PCA will just smudge everything together. t-SNE will try to create a map where similar items are neighbors.

## 3. Data
Fashion MNIST (via Keras or Sklearn).

In [None]:
import numpy as np
import matplotlib.pyplot as plt
from sklearn.datasets import fetch_openml
from sklearn.manifold import TSNE
from sklearn.decomposition import PCA

# 1. Load Data (Subset for speed)
# Fetching might take a moment, using a smaller sample.
fashion = fetch_openml('Fashion-MNIST', version=1, cache=True, as_frame=False)

indices = np.random.choice(70000, 1000, replace=False)
X = fashion.data[indices]
y = fashion.target[indices].astype(int)
target_names = ['T-shirt/top', 'Trouser', 'Pullover', 'Dress', 'Coat', 
                'Sandal', 'Shirt', 'Sneaker', 'Bag', 'Ankle boot']

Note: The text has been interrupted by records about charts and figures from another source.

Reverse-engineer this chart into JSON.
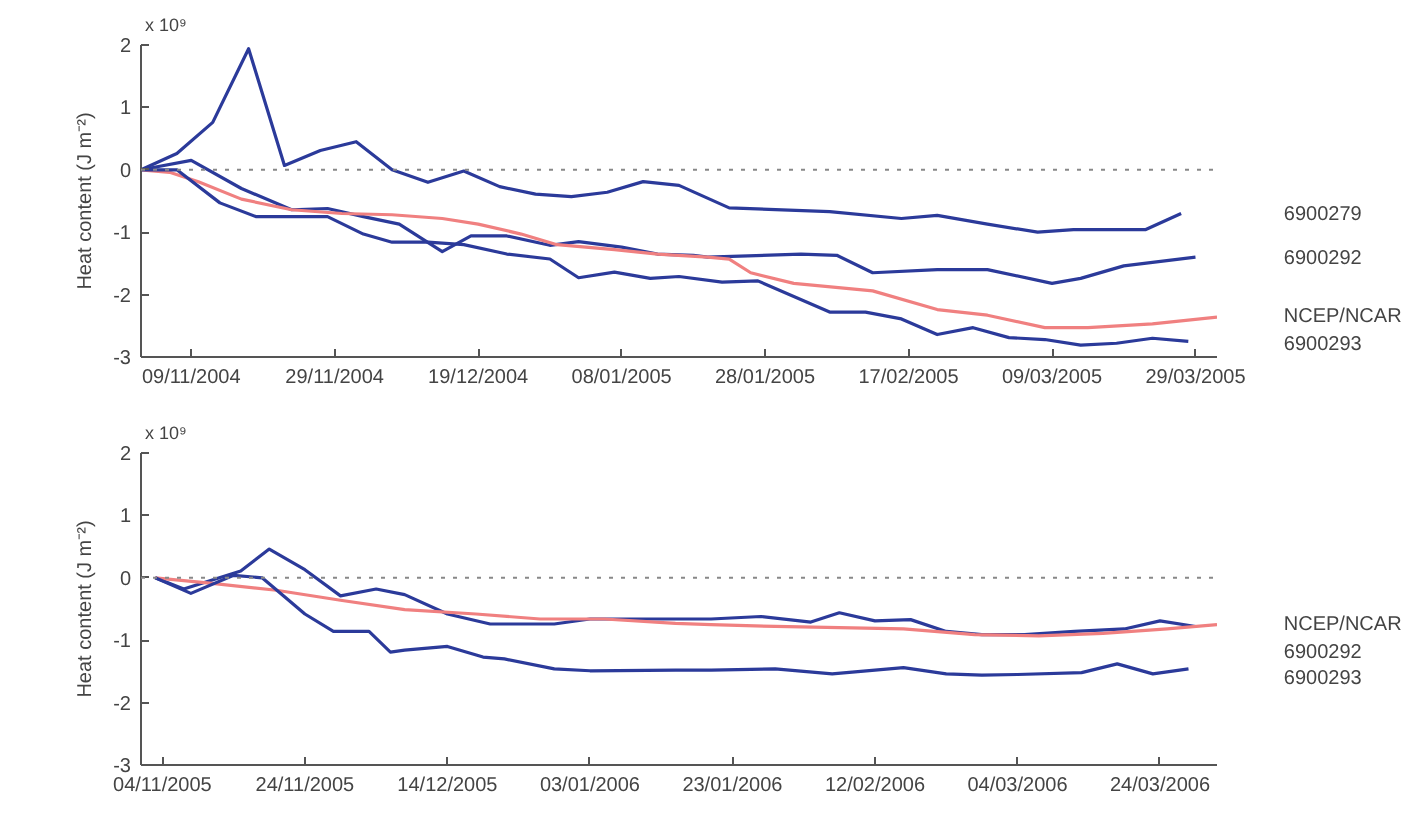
{
  "chart_data": [
    {
      "type": "line",
      "ylabel": "Heat content (J m⁻²)",
      "annotations": [
        "x 10⁹"
      ],
      "xlim": [
        "2004-11-02",
        "2005-04-01"
      ],
      "ylim": [
        -3,
        2
      ],
      "yticks": [
        -3,
        -2,
        -1,
        0,
        1,
        2
      ],
      "xticks": [
        {
          "value": "2004-11-09",
          "label": "09/11/2004"
        },
        {
          "value": "2004-11-29",
          "label": "29/11/2004"
        },
        {
          "value": "2004-12-19",
          "label": "19/12/2004"
        },
        {
          "value": "2005-01-08",
          "label": "08/01/2005"
        },
        {
          "value": "2005-01-28",
          "label": "28/01/2005"
        },
        {
          "value": "2005-02-17",
          "label": "17/02/2005"
        },
        {
          "value": "2005-03-09",
          "label": "09/03/2005"
        },
        {
          "value": "2005-03-29",
          "label": "29/03/2005"
        }
      ],
      "grid": false,
      "marker": "none",
      "line_style": "solid",
      "ref_lines": [
        {
          "axis": "y",
          "value": 0,
          "label": null,
          "color": "#888888",
          "line_style": "dotted"
        }
      ],
      "series": [
        {
          "name": "6900279",
          "color": "#2b3a9a",
          "x": [
            "2004-11-02",
            "2004-11-07",
            "2004-11-12",
            "2004-11-17",
            "2004-11-22",
            "2004-11-27",
            "2004-12-02",
            "2004-12-07",
            "2004-12-12",
            "2004-12-17",
            "2004-12-22",
            "2004-12-27",
            "2005-01-01",
            "2005-01-06",
            "2005-01-11",
            "2005-01-16",
            "2005-01-23",
            "2005-02-06",
            "2005-02-16",
            "2005-02-21",
            "2005-02-28",
            "2005-03-07",
            "2005-03-12",
            "2005-03-22",
            "2005-03-27"
          ],
          "values": [
            0,
            0.26,
            0.76,
            1.94,
            0.07,
            0.31,
            0.45,
            0,
            -0.2,
            -0.02,
            -0.27,
            -0.39,
            -0.43,
            -0.36,
            -0.19,
            -0.25,
            -0.61,
            -0.67,
            -0.78,
            -0.73,
            -0.87,
            -1.0,
            -0.96,
            -0.96,
            -0.7
          ]
        },
        {
          "name": "6900292",
          "color": "#2b3a9a",
          "x": [
            "2004-11-02",
            "2004-11-09",
            "2004-11-16",
            "2004-11-23",
            "2004-11-28",
            "2004-12-03",
            "2004-12-08",
            "2004-12-14",
            "2004-12-18",
            "2004-12-23",
            "2004-12-29",
            "2005-01-02",
            "2005-01-08",
            "2005-01-13",
            "2005-01-18",
            "2005-01-20",
            "2005-02-02",
            "2005-02-07",
            "2005-02-12",
            "2005-02-21",
            "2005-02-28",
            "2005-03-09",
            "2005-03-13",
            "2005-03-19",
            "2005-03-29"
          ],
          "values": [
            0,
            0.15,
            -0.3,
            -0.64,
            -0.62,
            -0.75,
            -0.87,
            -1.31,
            -1.06,
            -1.06,
            -1.21,
            -1.15,
            -1.24,
            -1.35,
            -1.37,
            -1.4,
            -1.35,
            -1.37,
            -1.65,
            -1.6,
            -1.6,
            -1.82,
            -1.74,
            -1.54,
            -1.4
          ]
        },
        {
          "name": "NCEP/NCAR",
          "color": "#f08080",
          "x": [
            "2004-11-02",
            "2004-11-06",
            "2004-11-10",
            "2004-11-16",
            "2004-11-23",
            "2004-11-30",
            "2004-12-07",
            "2004-12-14",
            "2004-12-19",
            "2004-12-25",
            "2004-12-30",
            "2005-01-07",
            "2005-01-13",
            "2005-01-20",
            "2005-01-23",
            "2005-01-26",
            "2005-02-01",
            "2005-02-12",
            "2005-02-21",
            "2005-02-28",
            "2005-03-08",
            "2005-03-14",
            "2005-03-23",
            "2005-04-01"
          ],
          "values": [
            0,
            -0.04,
            -0.19,
            -0.47,
            -0.64,
            -0.7,
            -0.72,
            -0.78,
            -0.87,
            -1.03,
            -1.2,
            -1.28,
            -1.35,
            -1.4,
            -1.43,
            -1.65,
            -1.82,
            -1.94,
            -2.24,
            -2.33,
            -2.53,
            -2.53,
            -2.47,
            -2.36
          ]
        },
        {
          "name": "6900293",
          "color": "#2b3a9a",
          "x": [
            "2004-11-02",
            "2004-11-07",
            "2004-11-13",
            "2004-11-18",
            "2004-11-24",
            "2004-11-28",
            "2004-12-03",
            "2004-12-07",
            "2004-12-12",
            "2004-12-17",
            "2004-12-23",
            "2004-12-29",
            "2005-01-02",
            "2005-01-07",
            "2005-01-12",
            "2005-01-16",
            "2005-01-22",
            "2005-01-27",
            "2005-02-06",
            "2005-02-11",
            "2005-02-16",
            "2005-02-21",
            "2005-02-26",
            "2005-03-03",
            "2005-03-08",
            "2005-03-13",
            "2005-03-18",
            "2005-03-23",
            "2005-03-28"
          ],
          "values": [
            0,
            0,
            -0.53,
            -0.75,
            -0.75,
            -0.75,
            -1.03,
            -1.16,
            -1.16,
            -1.2,
            -1.35,
            -1.43,
            -1.73,
            -1.64,
            -1.74,
            -1.71,
            -1.8,
            -1.78,
            -2.28,
            -2.28,
            -2.39,
            -2.64,
            -2.53,
            -2.69,
            -2.72,
            -2.81,
            -2.78,
            -2.7,
            -2.75
          ]
        }
      ]
    },
    {
      "type": "line",
      "ylabel": "Heat content (J m⁻²)",
      "annotations": [
        "x 10⁹"
      ],
      "xlim": [
        "2005-11-01",
        "2006-04-01"
      ],
      "ylim": [
        -3,
        2
      ],
      "yticks": [
        -3,
        -2,
        -1,
        0,
        1,
        2
      ],
      "xticks": [
        {
          "value": "2005-11-04",
          "label": "04/11/2005"
        },
        {
          "value": "2005-11-24",
          "label": "24/11/2005"
        },
        {
          "value": "2005-12-14",
          "label": "14/12/2005"
        },
        {
          "value": "2006-01-03",
          "label": "03/01/2006"
        },
        {
          "value": "2006-01-23",
          "label": "23/01/2006"
        },
        {
          "value": "2006-02-12",
          "label": "12/02/2006"
        },
        {
          "value": "2006-03-04",
          "label": "04/03/2006"
        },
        {
          "value": "2006-03-24",
          "label": "24/03/2006"
        }
      ],
      "grid": false,
      "marker": "none",
      "line_style": "solid",
      "ref_lines": [
        {
          "axis": "y",
          "value": 0,
          "label": null,
          "color": "#888888",
          "line_style": "dotted"
        }
      ],
      "series": [
        {
          "name": "6900292",
          "color": "#2b3a9a",
          "x": [
            "2005-11-03",
            "2005-11-07",
            "2005-11-15",
            "2005-11-19",
            "2005-11-24",
            "2005-11-29",
            "2005-12-04",
            "2005-12-08",
            "2005-12-14",
            "2005-12-20",
            "2005-12-29",
            "2006-01-03",
            "2006-01-15",
            "2006-01-20",
            "2006-01-27",
            "2006-02-03",
            "2006-02-07",
            "2006-02-12",
            "2006-02-17",
            "2006-02-22",
            "2006-02-27",
            "2006-03-05",
            "2006-03-12",
            "2006-03-19",
            "2006-03-24",
            "2006-03-29"
          ],
          "values": [
            0,
            -0.18,
            0.11,
            0.46,
            0.13,
            -0.29,
            -0.18,
            -0.27,
            -0.58,
            -0.74,
            -0.74,
            -0.66,
            -0.66,
            -0.66,
            -0.62,
            -0.71,
            -0.56,
            -0.69,
            -0.67,
            -0.86,
            -0.91,
            -0.91,
            -0.86,
            -0.82,
            -0.69,
            -0.78
          ]
        },
        {
          "name": "NCEP/NCAR",
          "color": "#f08080",
          "x": [
            "2005-11-03",
            "2005-11-11",
            "2005-11-20",
            "2005-11-29",
            "2005-12-08",
            "2005-12-18",
            "2005-12-27",
            "2006-01-05",
            "2006-01-15",
            "2006-01-20",
            "2006-01-29",
            "2006-02-07",
            "2006-02-16",
            "2006-02-26",
            "2006-03-07",
            "2006-03-16",
            "2006-03-25",
            "2006-04-01"
          ],
          "values": [
            0,
            -0.09,
            -0.2,
            -0.36,
            -0.51,
            -0.58,
            -0.66,
            -0.66,
            -0.73,
            -0.75,
            -0.78,
            -0.8,
            -0.82,
            -0.91,
            -0.93,
            -0.89,
            -0.82,
            -0.75
          ]
        },
        {
          "name": "6900293",
          "color": "#2b3a9a",
          "x": [
            "2005-11-03",
            "2005-11-08",
            "2005-11-14",
            "2005-11-18",
            "2005-11-24",
            "2005-11-28",
            "2005-12-03",
            "2005-12-06",
            "2005-12-08",
            "2005-12-14",
            "2005-12-19",
            "2005-12-22",
            "2005-12-29",
            "2006-01-03",
            "2006-01-15",
            "2006-01-20",
            "2006-01-29",
            "2006-02-06",
            "2006-02-16",
            "2006-02-22",
            "2006-02-27",
            "2006-03-04",
            "2006-03-13",
            "2006-03-18",
            "2006-03-23",
            "2006-03-28"
          ],
          "values": [
            0,
            -0.25,
            0.04,
            0,
            -0.58,
            -0.86,
            -0.86,
            -1.19,
            -1.16,
            -1.1,
            -1.27,
            -1.3,
            -1.46,
            -1.49,
            -1.48,
            -1.48,
            -1.46,
            -1.54,
            -1.44,
            -1.54,
            -1.56,
            -1.55,
            -1.52,
            -1.38,
            -1.54,
            -1.46
          ]
        }
      ]
    }
  ]
}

# 2. Pipeline: PCA (Reduce to 50) -> t-SNE (Reduce to 2)
# It is best practice to run PCA before t-SNE to remove noise!
pca = PCA(n_components=50)
X_pca = pca.fit_transform(X)

tsne = TSNE(n_components=2, verbose=1, perplexity=40, n_iter=300)
X_embedded = tsne.fit_transform(X_pca)

# 3. Plot
plt.figure(figsize=(12, 10))
scatter = plt.scatter(X_embedded[:, 0], X_embedded[:, 1], c=y, cmap='tab10', s=20)
plt.title('Fashion MNIST t-SNE Visualization')
plt.legend(handles=scatter.legend_elements()[0], labels=target_names)
plt.colorbar()
plt.show()